The street race ends and the air absorbs my sedan, its dematerializing seat lifting me to my feet. I sweep the dust from my pants. The skies begin to clear.
This is San Francisco. It feels like San Francisco.
To my right I see an old brick-faced apartment block. No sooner than I cross the threshold does the building’s secret life appear. For what else could this be beside a mansion for bicostal literati — a commune, a collective, a common resting place. They seem so wise, their faces placid. Their smiles invite me in, monocoastal though I am. And here I see in fact we see ourselves in one another: here we are together.
I mount a platform to a net of wooden tiles shaped like scallops, a mesh which, whether hoisted with the knees or flung from the chest, unfurls into a staircase, fanned out to take me anywhere that I might want to go. The tiles are keys to play in sequence, the ceiling a dark and optically unresolved dome: each new ascent unlocks a portal to a point in space and time.

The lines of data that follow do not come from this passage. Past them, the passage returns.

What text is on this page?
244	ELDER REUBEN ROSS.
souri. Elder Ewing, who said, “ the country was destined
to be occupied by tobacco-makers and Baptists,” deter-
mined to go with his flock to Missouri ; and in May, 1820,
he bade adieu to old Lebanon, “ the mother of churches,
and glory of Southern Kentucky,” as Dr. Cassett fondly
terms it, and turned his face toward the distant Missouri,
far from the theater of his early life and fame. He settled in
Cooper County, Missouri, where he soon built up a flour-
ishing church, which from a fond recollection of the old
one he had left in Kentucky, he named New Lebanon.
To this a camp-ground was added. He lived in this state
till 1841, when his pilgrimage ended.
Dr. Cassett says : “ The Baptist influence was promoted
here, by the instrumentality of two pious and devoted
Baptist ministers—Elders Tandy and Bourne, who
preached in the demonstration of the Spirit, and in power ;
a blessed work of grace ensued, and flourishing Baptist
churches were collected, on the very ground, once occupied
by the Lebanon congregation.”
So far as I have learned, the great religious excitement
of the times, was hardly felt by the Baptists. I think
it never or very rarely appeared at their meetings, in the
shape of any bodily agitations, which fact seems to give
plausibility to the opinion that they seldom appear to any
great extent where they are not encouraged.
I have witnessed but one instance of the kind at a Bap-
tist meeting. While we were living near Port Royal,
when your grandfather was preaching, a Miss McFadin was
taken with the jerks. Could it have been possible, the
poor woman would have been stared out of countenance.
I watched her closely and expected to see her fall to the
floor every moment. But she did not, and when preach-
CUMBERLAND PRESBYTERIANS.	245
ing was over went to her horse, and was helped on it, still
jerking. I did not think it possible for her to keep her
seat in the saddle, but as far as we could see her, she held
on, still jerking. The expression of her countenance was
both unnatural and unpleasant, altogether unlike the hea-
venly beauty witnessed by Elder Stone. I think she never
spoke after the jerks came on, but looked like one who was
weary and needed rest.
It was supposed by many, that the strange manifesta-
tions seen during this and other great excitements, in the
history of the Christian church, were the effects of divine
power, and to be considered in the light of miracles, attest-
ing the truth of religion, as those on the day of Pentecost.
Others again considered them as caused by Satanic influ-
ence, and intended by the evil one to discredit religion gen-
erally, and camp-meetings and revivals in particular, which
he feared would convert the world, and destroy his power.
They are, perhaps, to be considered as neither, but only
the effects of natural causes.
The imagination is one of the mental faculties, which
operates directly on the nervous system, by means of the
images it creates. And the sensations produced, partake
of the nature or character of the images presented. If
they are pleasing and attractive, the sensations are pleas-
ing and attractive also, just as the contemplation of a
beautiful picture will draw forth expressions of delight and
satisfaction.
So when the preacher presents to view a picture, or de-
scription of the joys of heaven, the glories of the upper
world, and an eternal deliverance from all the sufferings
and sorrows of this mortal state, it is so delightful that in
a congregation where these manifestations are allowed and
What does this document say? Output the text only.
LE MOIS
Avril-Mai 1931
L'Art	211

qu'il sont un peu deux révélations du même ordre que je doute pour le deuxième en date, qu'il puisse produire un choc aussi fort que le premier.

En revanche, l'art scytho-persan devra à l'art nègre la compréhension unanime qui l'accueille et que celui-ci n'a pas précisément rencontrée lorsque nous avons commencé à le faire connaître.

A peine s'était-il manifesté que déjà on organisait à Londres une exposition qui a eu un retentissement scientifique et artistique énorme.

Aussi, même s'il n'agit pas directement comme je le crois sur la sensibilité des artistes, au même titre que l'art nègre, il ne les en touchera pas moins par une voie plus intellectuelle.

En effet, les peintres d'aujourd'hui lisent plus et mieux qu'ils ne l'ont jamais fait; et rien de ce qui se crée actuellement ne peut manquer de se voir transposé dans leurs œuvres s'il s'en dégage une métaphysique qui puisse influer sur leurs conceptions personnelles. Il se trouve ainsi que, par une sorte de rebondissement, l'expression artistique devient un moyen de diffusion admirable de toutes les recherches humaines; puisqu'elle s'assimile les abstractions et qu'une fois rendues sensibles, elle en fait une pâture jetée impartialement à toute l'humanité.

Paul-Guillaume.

Yet, drawn back by a light just past my visual field, I step back, tack left, and descend by utility steps into the garden party of a writer known to me by name. There are no words for us to say. She rests her head upon my shoulder and I lay mine on hers, consoling one another for griefs no readership will ever learn.
Outside, the ground is thrusting up its blooms. A river flows beyond a limestone embankment. A parade passes by. I begin to sense this isn’t San Francisco after all.
No, it’s someplace else. I’ve been here before.
It dawns on me it’s safe to wake and leave this place. I know where it is and where to find it next. For now there’s time for other things, I can come back later, I have no need to stay.